Marcel lässt einen Messingklopfer in Form eines satanischen Kopfes ein paarmal
gegen die Eichentür donnern.
    Zu meiner Überraschung öffnet Victor höchstpersönlich.
    Sein Blick geht vom uniformierten Polizisten zu mir und wieder zu
Marcel zurück.
    »Ja bitte?«, fragt er ungehalten, so, als hätte er uns nie zuvor
gesehen.
    »Ich muss mit Ihnen reden, Herr Müller«, erklärt Marcel und
schüttelt den Ordner. Erst zieht Victor die Augenbrauen hoch, dann hält er uns
die Tür auf. Mich ignoriert er völlig. Ich komme mir wie ein Geist vor.

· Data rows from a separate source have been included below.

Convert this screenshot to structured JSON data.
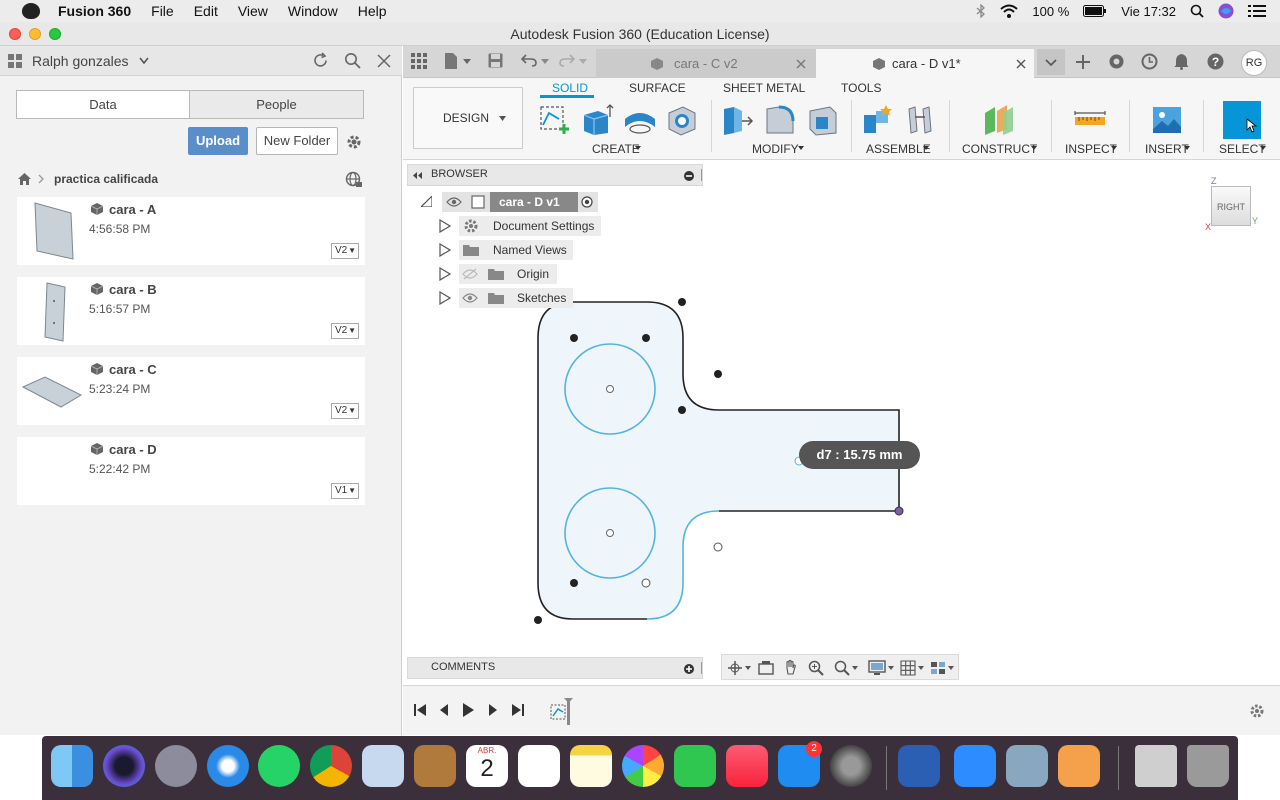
{
  "menubar": {
    "app_name": "Fusion 360",
    "items": [
      "File",
      "Edit",
      "View",
      "Window",
      "Help"
    ],
    "battery": "100 %",
    "clock": "Vie 17:32"
  },
  "window": {
    "title": "Autodesk Fusion 360 (Education License)"
  },
  "data_panel": {
    "user": "Ralph gonzales",
    "tabs": [
      "Data",
      "People"
    ],
    "upload": "Upload",
    "new_folder": "New Folder",
    "breadcrumb": "practica calificada",
    "files": [
      {
        "name": "cara - A",
        "time": "4:56:58 PM",
        "version": "V2"
      },
      {
        "name": "cara - B",
        "time": "5:16:57 PM",
        "version": "V2"
      },
      {
        "name": "cara - C",
        "time": "5:23:24 PM",
        "version": "V2"
      },
      {
        "name": "cara - D",
        "time": "5:22:42 PM",
        "version": "V1"
      }
    ]
  },
  "doc_tabs": [
    {
      "label": "cara - C v2",
      "active": false
    },
    {
      "label": "cara - D v1*",
      "active": true
    }
  ],
  "user_initials": "RG",
  "ribbon": {
    "workspace": "DESIGN",
    "tabs": [
      "SOLID",
      "SURFACE",
      "SHEET METAL",
      "TOOLS"
    ],
    "groups": [
      "CREATE",
      "MODIFY",
      "ASSEMBLE",
      "CONSTRUCT",
      "INSPECT",
      "INSERT",
      "SELECT"
    ]
  },
  "browser": {
    "title": "BROWSER",
    "root": "cara - D v1",
    "items": [
      "Document Settings",
      "Named Views",
      "Origin",
      "Sketches"
    ]
  },
  "viewcube": {
    "face": "RIGHT",
    "axis_z": "Z",
    "axis_y": "Y",
    "axis_x": "X"
  },
  "dimension": {
    "label": "d7 : 15.75 mm"
  },
  "comments": {
    "title": "COMMENTS"
  },
  "dock": {
    "calendar_month": "ABR.",
    "calendar_day": "2",
    "appstore_badge": "2"
  },
  "colors": {
    "accent": "#0696d7",
    "sketch_blue": "#56b4dc",
    "upload_blue": "#5a8ec8"
  }
}
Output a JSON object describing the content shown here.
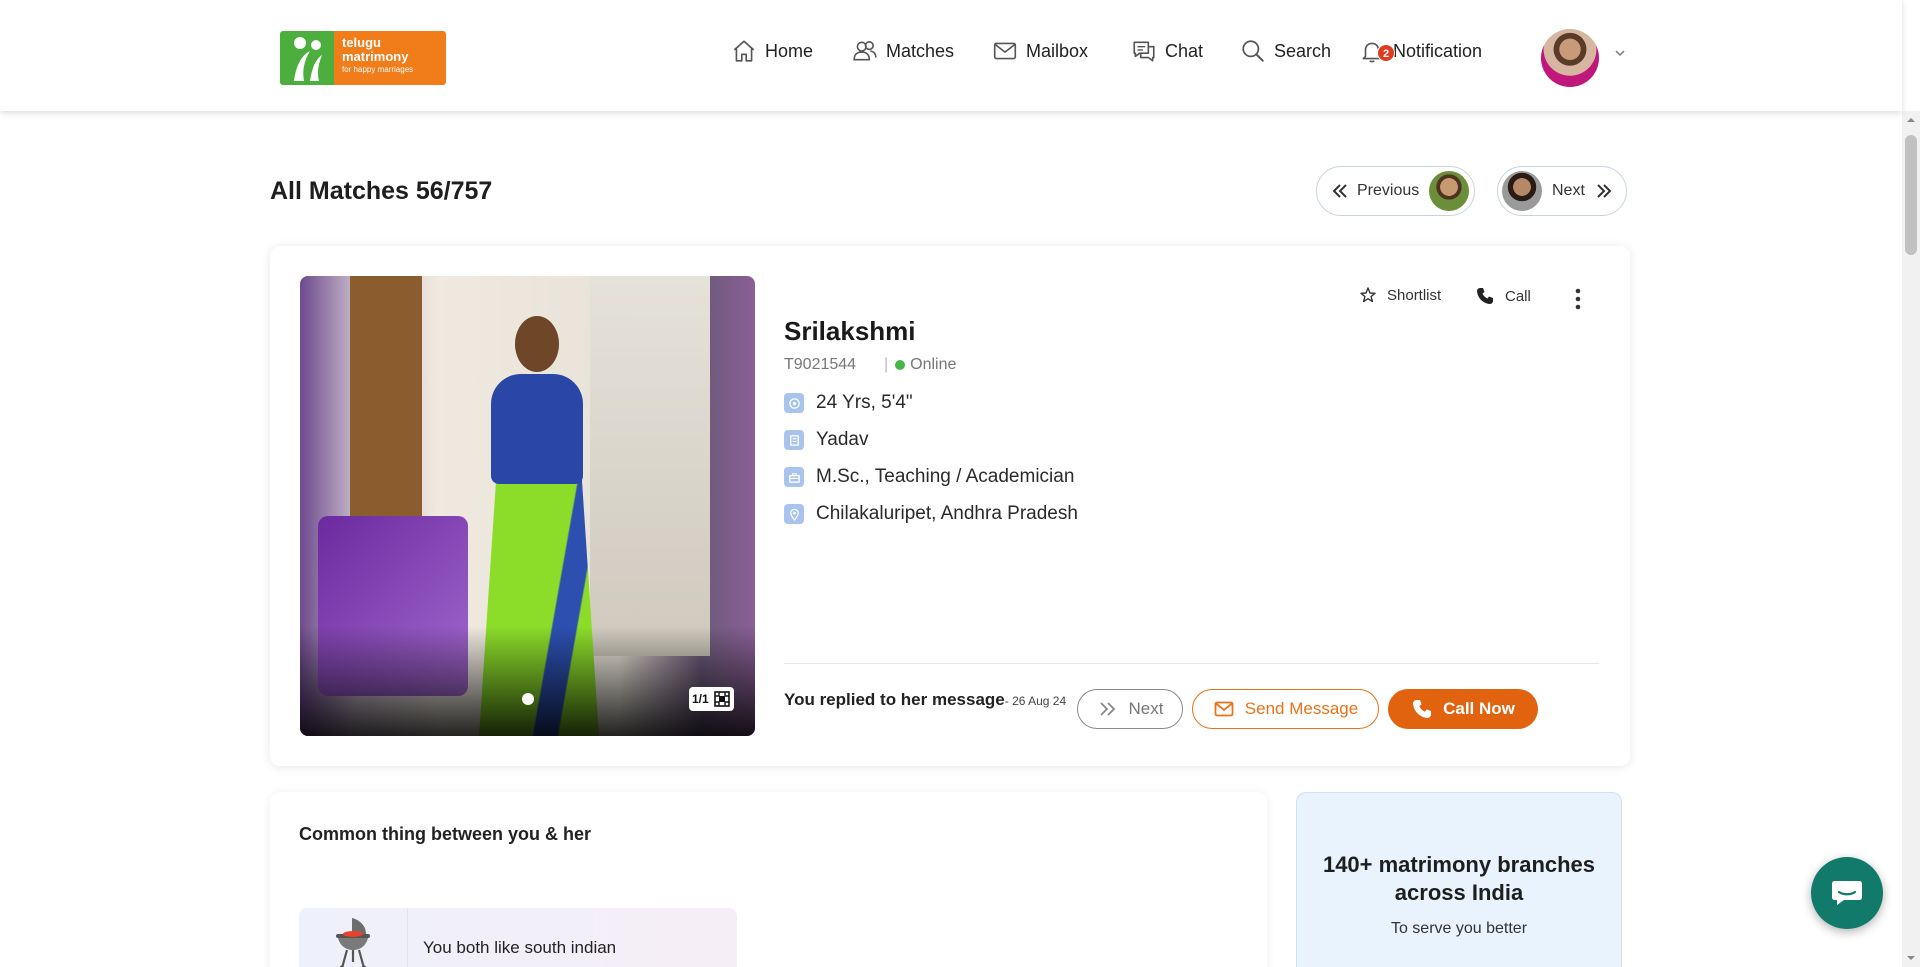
{
  "brand": {
    "line1": "telugu",
    "line2": "matrimony",
    "tagline": "for happy marriages",
    "green": "#4cae3c",
    "orange": "#f07c1a"
  },
  "nav": {
    "items": [
      {
        "label": "Home",
        "icon": "home-icon"
      },
      {
        "label": "Matches",
        "icon": "matches-icon"
      },
      {
        "label": "Mailbox",
        "icon": "mail-icon"
      },
      {
        "label": "Chat",
        "icon": "chat-icon"
      },
      {
        "label": "Search",
        "icon": "search-icon"
      },
      {
        "label": "Notification",
        "icon": "bell-icon"
      }
    ],
    "notification_count": "2"
  },
  "page": {
    "title": "All Matches 56/757",
    "previous_label": "Previous",
    "next_label": "Next"
  },
  "profile": {
    "name": "Srilakshmi",
    "id": "T9021544",
    "status": "Online",
    "age_height": "24 Yrs, 5'4\"",
    "community": "Yadav",
    "education_job": "M.Sc., Teaching / Academician",
    "location": "Chilakaluripet, Andhra Pradesh",
    "photo_count": "1/1",
    "shortlist_label": "Shortlist",
    "call_label": "Call",
    "replied_text": "You replied to her message",
    "replied_date": "- 26 Aug 24",
    "next_button": "Next",
    "send_message_button": "Send Message",
    "call_now_button": "Call Now"
  },
  "common": {
    "title": "Common thing between you & her",
    "item": "You both like south indian"
  },
  "branches": {
    "title": "140+ matrimony branches across India",
    "subtitle": "To serve you better"
  },
  "colors": {
    "accent": "#e2630f",
    "online": "#46b749",
    "badge": "#e03a1f",
    "chat_fab": "#117a6a"
  }
}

    »Ich hoffe, Sie bringen nicht wieder alles durcheinander wie beim
letzten Mal«, sagt er, als er an den Buddhastatuen vorbei in den
Meditationsraum vorangeht und uns beiden je ein Kissen zum Sitzen anweist.

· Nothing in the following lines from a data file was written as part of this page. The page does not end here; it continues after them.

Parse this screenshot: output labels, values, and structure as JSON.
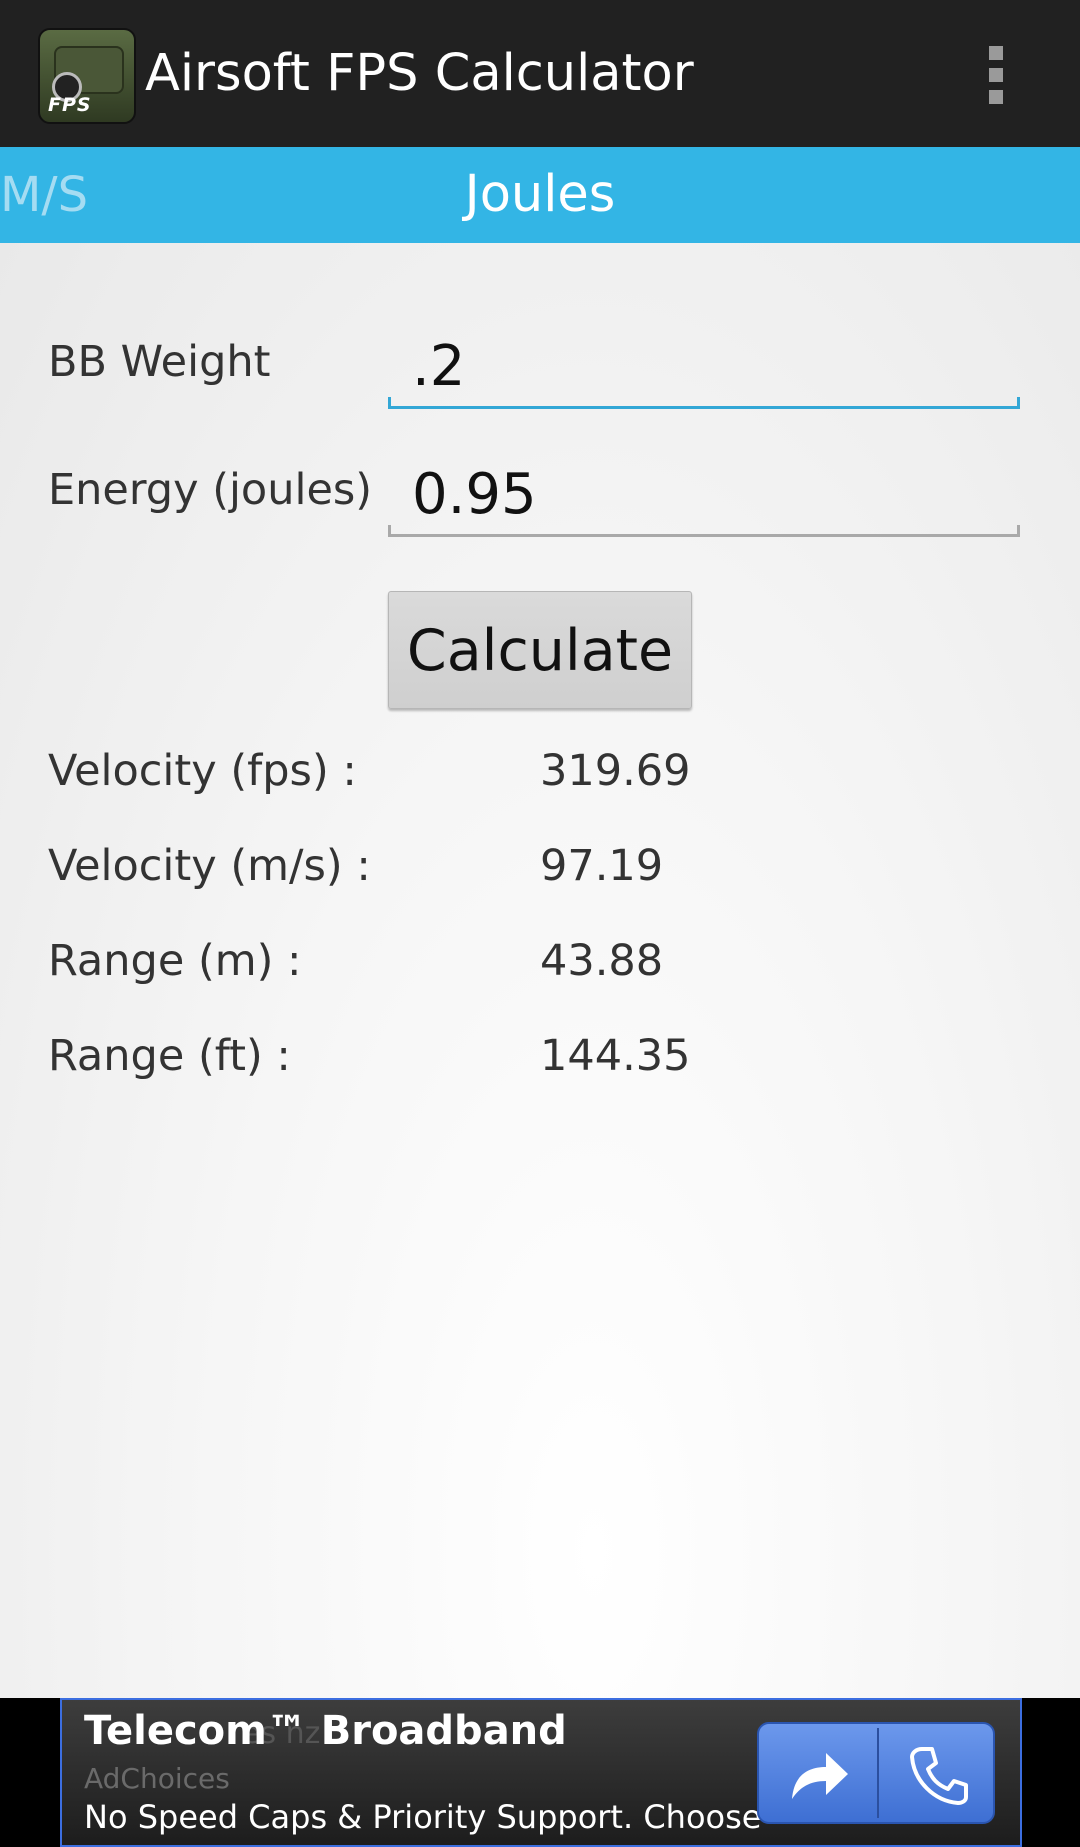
{
  "app": {
    "title": "Airsoft FPS Calculator",
    "icon_text": "FPS"
  },
  "tabs": {
    "previous": "M/S",
    "current": "Joules"
  },
  "form": {
    "bb_weight_label": "BB Weight",
    "bb_weight_value": ".2",
    "energy_label": "Energy (joules)",
    "energy_value": "0.95",
    "calculate_label": "Calculate"
  },
  "results": [
    {
      "label": "Velocity (fps) :",
      "value": "319.69"
    },
    {
      "label": "Velocity (m/s) :",
      "value": "97.19"
    },
    {
      "label": "Range (m) :",
      "value": "43.88"
    },
    {
      "label": "Range (ft) :",
      "value": "144.35"
    }
  ],
  "ad": {
    "title": "Telecom™ Broadband",
    "ghost_text": "es              nz",
    "adchoices": "AdChoices",
    "text": "No Speed Caps & Priority Support. Choose"
  },
  "colors": {
    "accent": "#33b5e5",
    "action_bar": "#212121",
    "ad_button": "#4f7fe0"
  }
}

Jetzt hebe ich die Augenbrauen. Ich bin wirklich nicht diejenige, die dauernd
etwas verschweigt. Das ist Marcel. Wieso hat er mir nicht erzählt, dass er die
Sekte kennt?
    Während ich auf das Kissen plumpse und mühsam ein Gleichgewicht zu
finden suche, lässt sich Marcel im Lotussitz nieder, was elegant, aber auch
sehr merkwürdig aussieht. Er legt die Akte vor sich auf den Fußboden.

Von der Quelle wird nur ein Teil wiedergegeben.